To create the environment:
~/fastai$ conda env create -f ~/fastai/environment.yml
To activate it:
source activate fastai
But it doesn’t really work for me.
The first issue is that when I use the URL supplied when I invoke jupyter notebook I end up in my local system - not on the Azure box.
The second thing is I tried import torch from within ipython on the NC6 system, and I got an error (below) - so there must be some missing dependencies - but I am not sure how to tackle that!
Do you have any suggestions for either or both errors?

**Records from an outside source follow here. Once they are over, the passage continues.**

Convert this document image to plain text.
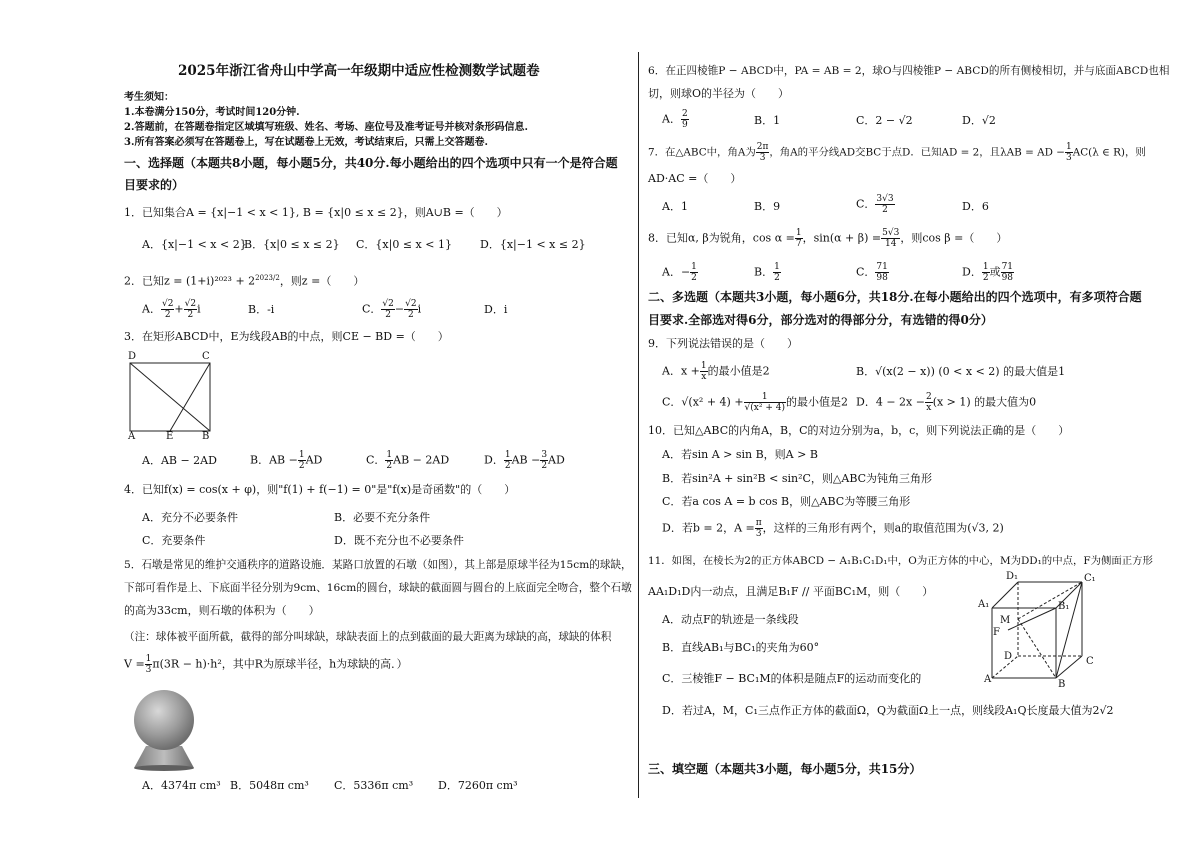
2025年浙江省舟山中学高一年级期中适应性检测数学试题卷
考生须知：
1.本卷满分150分，考试时间120分钟.
2.答题前，在答题卷指定区域填写班级、姓名、考场、座位号及准考证号并核对条形码信息.
3.所有答案必须写在答题卷上，写在试题卷上无效，考试结束后，只需上交答题卷.
一、选择题（本题共8小题，每小题5分，共40分.每小题给出的四个选项中只有一个是符合题
目要求的）
1．已知集合A = {x|−1 < x < 1}, B = {x|0 ≤ x ≤ 2}，则A∪B =（　　）
A．{x|−1 < x < 2}
B．{x|0 ≤ x ≤ 2} C．{x|0 ≤ x < 1}	D．{x|−1 < x ≤ 2}
2．已知$z = (1+i)^{2023} + 2^{2023/2}$，则z =（　　）
A． $\frac{√2}{2} + \frac{√2}{2}$ i	B．-i	C． $\frac{√2}{2} - \frac{√2}{2}$ i	D．i
3．在矩形ABCD中，E为线段AB的中点，则CE − BD =（　　）
D	C
A	E	B
A．AB − 2AD	B．AB − $\frac{1}{2}$ AD	C． $\frac{1}{2}$ AB − 2AD	D． $\frac{1}{2}$ AB − $\frac{3}{2}$ AD
4．已知f(x) = cos(x + φ)，则"f(1) + f(−1) = 0"是"f(x)是奇函数"的（　　）
A．充分不必要条件	B．必要不充分条件
C．充要条件	D．既不充分也不必要条件
5．石墩是常见的维护交通秩序的道路设施．某路口放置的石墩（如图），其上部是原球半径为15cm的球缺，
下部可看作是上、下底面半径分别为9cm、16cm的圆台，球缺的截面圆与圆台的上底面完全吻合，整个石墩
的高为33cm，则石墩的体积为（　　）
（注：球体被平面所截，截得的部分叫球缺，球缺表面上的点到截面的最大距离为球缺的高，球缺的体积
$V = \frac{1}{3} \pi(3R - h)\cdot h^2$，其中R为原球半径，h为球缺的高．）
A．4374π cm³ B．5048π cm³ C．5336π cm³ D．7260π cm³
6．在正四棱锥P − ABCD中，PA = AB = 2，球O与四棱锥P − ABCD的所有侧棱相切，并与底面ABCD也相
切，则球O的半径为（　　）
A． $\frac{2}{9}$	B．1	C．2 − √2	D．√2
7．在△ABC中，角A为 $\frac{2\pi}{3}$ ，角A的平分线AD交BC于点D．已知AD = 2，且λAB = AD − $\frac{1}{3} AC(\lambda$ ∈ R)，则
AD·AC =（　　）
A．1	B．9	C． $\frac{3√3}{2}$	D．6
8．已知α, β为锐角，$\cos \alpha = \frac{1}{7}$ ，$\sin(\alpha + \beta) = \frac{5√3}{14}$ ，则cos β =（　　）
A．− $\frac{1}{2}$	B． $\frac{1}{2}$	C． $\frac{71}{98}$	D． $\frac{1}{2}$ 或 $\frac{71}{98}$
二、多选题（本题共3小题，每小题6分，共18分.在每小题给出的四个选项中，有多项符合题
目要求.全部选对得6分，部分选对的得部分分，有选错的得0分）
9．下列说法错误的是（　　）
A．$x + \frac{1}{x}$ 的最小值是2	B．√(x(2 − x)) (0 < x < 2) 的最大值是1
C．$√(x^2 + 4) + \frac{1}{\text{√(x² + 4)}}$ 的最小值是2 D．$4 - 2x - \frac{2}{x} (x > 1)$ 的最大值为0
10．已知△ABC的内角A，B，C的对边分别为a，b，c，则下列说法正确的是（　　）
A．若sin A > sin B，则A > B
B．若sin²A + sin²B < sin²C，则△ABC为钝角三角形
C．若a cos A = b cos B，则△ABC为等腰三角形
D．若b = 2，$A = \frac{\pi}{3}$ ，这样的三角形有两个，则a的取值范围为(√3, 2)
11．如图，在棱长为2的正方体ABCD − A₁B₁C₁D₁中，O为正方体的中心，M为DD₁的中点，F为侧面正方形
AA₁D₁D内一动点，且满足B₁F // 平面BC₁M，则（　　）
A．动点F的轨迹是一条线段
B．直线AB₁与BC₁的夹角为60°
C．三棱锥F − BC₁M的体积是随点F的运动而变化的
D．若过A，M，C₁三点作正方体的截面Ω，Q为截面Ω上一点，则线段A₁Q长度最大值为2√2
D₁	C₁
A₁	B₁
M
F
D	C
A	B
三、填空题（本题共3小题，每小题5分，共15分）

Python 3.6.4 |Anaconda, Inc.| (default, Mar 13 2018, 01:15:57)
Type 'copyright', 'credits' or 'license' for more information
IPython 6.2.1 -- An enhanced Interactive Python. Type '?' for help.
In [1]: import torch
---------------------------------------------------------------------------
ImportError Traceback (most recent call last)
<ipython-input-1-eb42ca6e4af3> in <module>()
----> 1 import torch
~/.conda/envs/fastai/lib/python3.6/site-packages/torch/__init__.py in <module>()
54 except ImportError:
55 pass
---> 56 from torch._C import *
57
58 __all__ += [name for name in dir(_C)
ImportError: /opt/intel/mkl/lib/intel64/libmkl_gf_lp64.so: undefined symbol: mkl_lapack_ao_ssyrdb
Related to this issue
“The first issue is that when I use the URL supplied when I invoke jupyter notebook I end up in my local system - not on the Azure box”

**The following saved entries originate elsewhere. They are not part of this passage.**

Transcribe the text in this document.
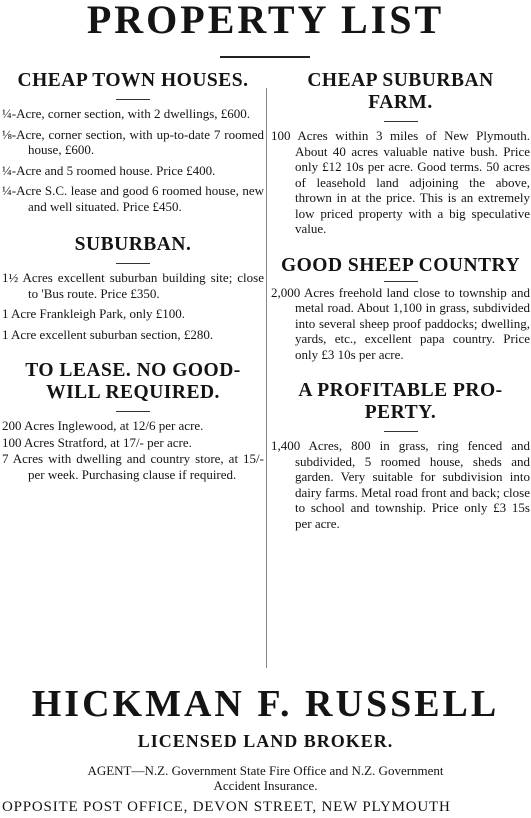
PROPERTY LIST

CHEAP TOWN HOUSES.

¼-Acre, corner section, with 2 dwellings, £600.

⅛-Acre, corner section, with up-to-date 7 roomed house, £600.

¼-Acre and 5 roomed house. Price £400.

¼-Acre S.C. lease and good 6 roomed house, new and well situated. Price £450.

SUBURBAN.

1½ Acres excellent suburban building site; close to 'Bus route. Price £350.

1 Acre Frankleigh Park, only £100.

1 Acre excellent suburban section, £280.

TO LEASE. NO GOOD-

WILL REQUIRED.

200 Acres Inglewood, at 12/6 per acre.

100 Acres Stratford, at 17/- per acre.

7 Acres with dwelling and country store, at 15/- per week. Purchasing clause if required.

CHEAP SUBURBAN

FARM.

100 Acres within 3 miles of New Plymouth. About 40 acres valuable native bush. Price only £12 10s per acre. Good terms. 50 acres of leasehold land adjoining the above, thrown in at the price. This is an extremely low priced property with a big speculative value.

GOOD SHEEP COUNTRY

2,000 Acres freehold land close to township and metal road. About 1,100 in grass, subdivided into several sheep proof paddocks; dwelling, yards, etc., excellent papa country. Price only £3 10s per acre.

A PROFITABLE PRO-

PERTY.

1,400 Acres, 800 in grass, ring fenced and subdivided, 5 roomed house, sheds and garden. Very suitable for subdivision into dairy farms. Metal road front and back; close to school and township. Price only £3 15s per acre.

HICKMAN F. RUSSELL
LICENSED LAND BROKER.
AGENT—N.Z. Government State Fire Office and N.Z. Government
Accident Insurance.
OPPOSITE POST OFFICE, DEVON STREET, NEW PLYMOUTH
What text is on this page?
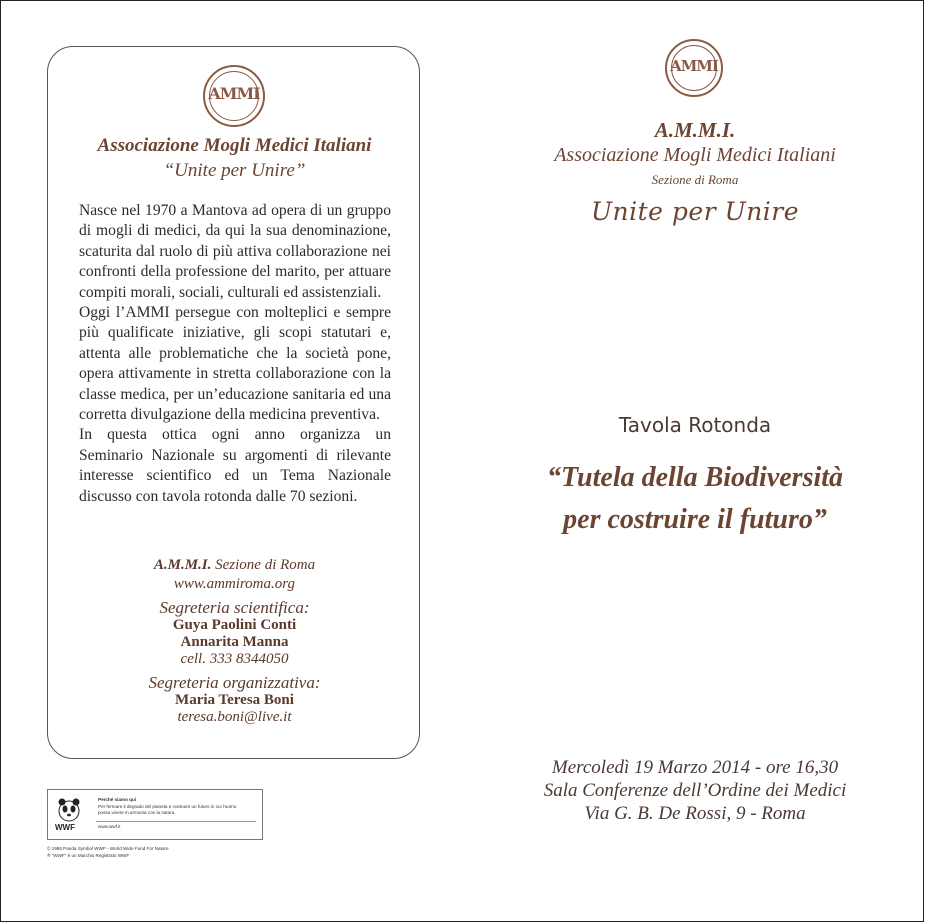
AMMI
Associazione Mogli Medici Italiani
“Unite per Unire”

Nasce nel 1970 a Mantova ad opera di un gruppo di mogli di medici, da qui la sua denominazione, scaturita dal ruolo di più attiva collaborazione nei confronti della professione del marito, per attuare compiti morali, sociali, culturali ed assistenziali.

Oggi l’AMMI persegue con molteplici e sempre più qualificate iniziative, gli scopi statutari e, attenta alle problematiche che la società pone, opera attivamente in stretta collaborazione con la classe medica, per un’educazione sanitaria ed una corretta divulgazione della medicina preventiva.

In questa ottica ogni anno organizza un Seminario Nazionale su argomenti di rilevante interesse scientifico ed un Tema Nazionale discusso con tavola rotonda dalle 70 sezioni.

A.M.M.I. Sezione di Roma
www.ammiroma.org
Segreteria scientifica:
Guya Paolini Conti
Annarita Manna
cell. 333 8344050
Segreteria organizzativa:
Maria Teresa Boni
teresa.boni@live.it
WWF
Perché siamo qui
Per fermare il degrado del pianeta e costruire un futuro in cui l'uomo
possa vivere in armonia con la natura.
www.wwf.it
© 1986 Panda Symbol WWF - World Wide Fund For Nature
® "WWF" è un Marchio Registrato WWF
AMMI
A.M.M.I.
Associazione Mogli Medici Italiani
Sezione di Roma
Unite per Unire
Tavola Rotonda
“Tutela della Biodiversità
per costruire il futuro”
Mercoledì 19 Marzo 2014 - ore 16,30
Sala Conferenze dell’Ordine dei Medici
Via G. B. De Rossi, 9 - Roma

You are connecting to "linux vm hosted in azure cloud and to connect the VM machine either u can connect through remotely or through a Bash Shell window like cygwin/Git Bash from windows local machine.
Here are u inside Azure DL VM machine or you are connecting through the linux Bash command tool window?
If your are cnonecting to the VM for Linux Bash command window like CygWin/Git Bsh Shell window then you will open the link in your local browser but u will use the GPU of the Azure DL cloud VM.
For second pytorch is not installed corretcly perhaps…
SO install the pytorch
I’ve connected through the Windows Linux subsystem Bash window.
I’ve tried the recommended approach ssh -L 8888:127.0.0.1:8888 myserverpaddress
I also tried without the -L 8888:127.0.0.1:8888
Once there, I start jupyter notebook --no-browser, and copy and paste the URL I am given into my browser (on my local PC). I just end up looking at the currently running notebooks on local PC, which also are on port 8888. I want to see the notebooks that are on the server.
For the pytorch, I thought that setting up the fastai environment should install that correctly. It starts, but is seems to need something it hasn’t got…
Perhaps something is broken in the latest Pytorch?
But when I look at the pytorch package I have this:
pytorch: 0.3.1-py36_cuda9.0.176_cudnn7.0.5_2 pytorch [cuda90]
Can I safely upgrade the CUDA, or is that fixed on the VM? Otherwise, I can step back to an earlier version of Pytorch, but I know it will handle some things differently, which is possibly an issue with the fastai programs which expect CUDA 90.
Regarding the notebooks - here are the ports that are open - perhaps I need to add 8888?
Can you try closing your local server running on 8888 and then connect to the instance? I guess your request from the browser is first being served by local jupyter server.
Regarding pytorch, I have tried 10 days back and it’s working fine. Let me check once.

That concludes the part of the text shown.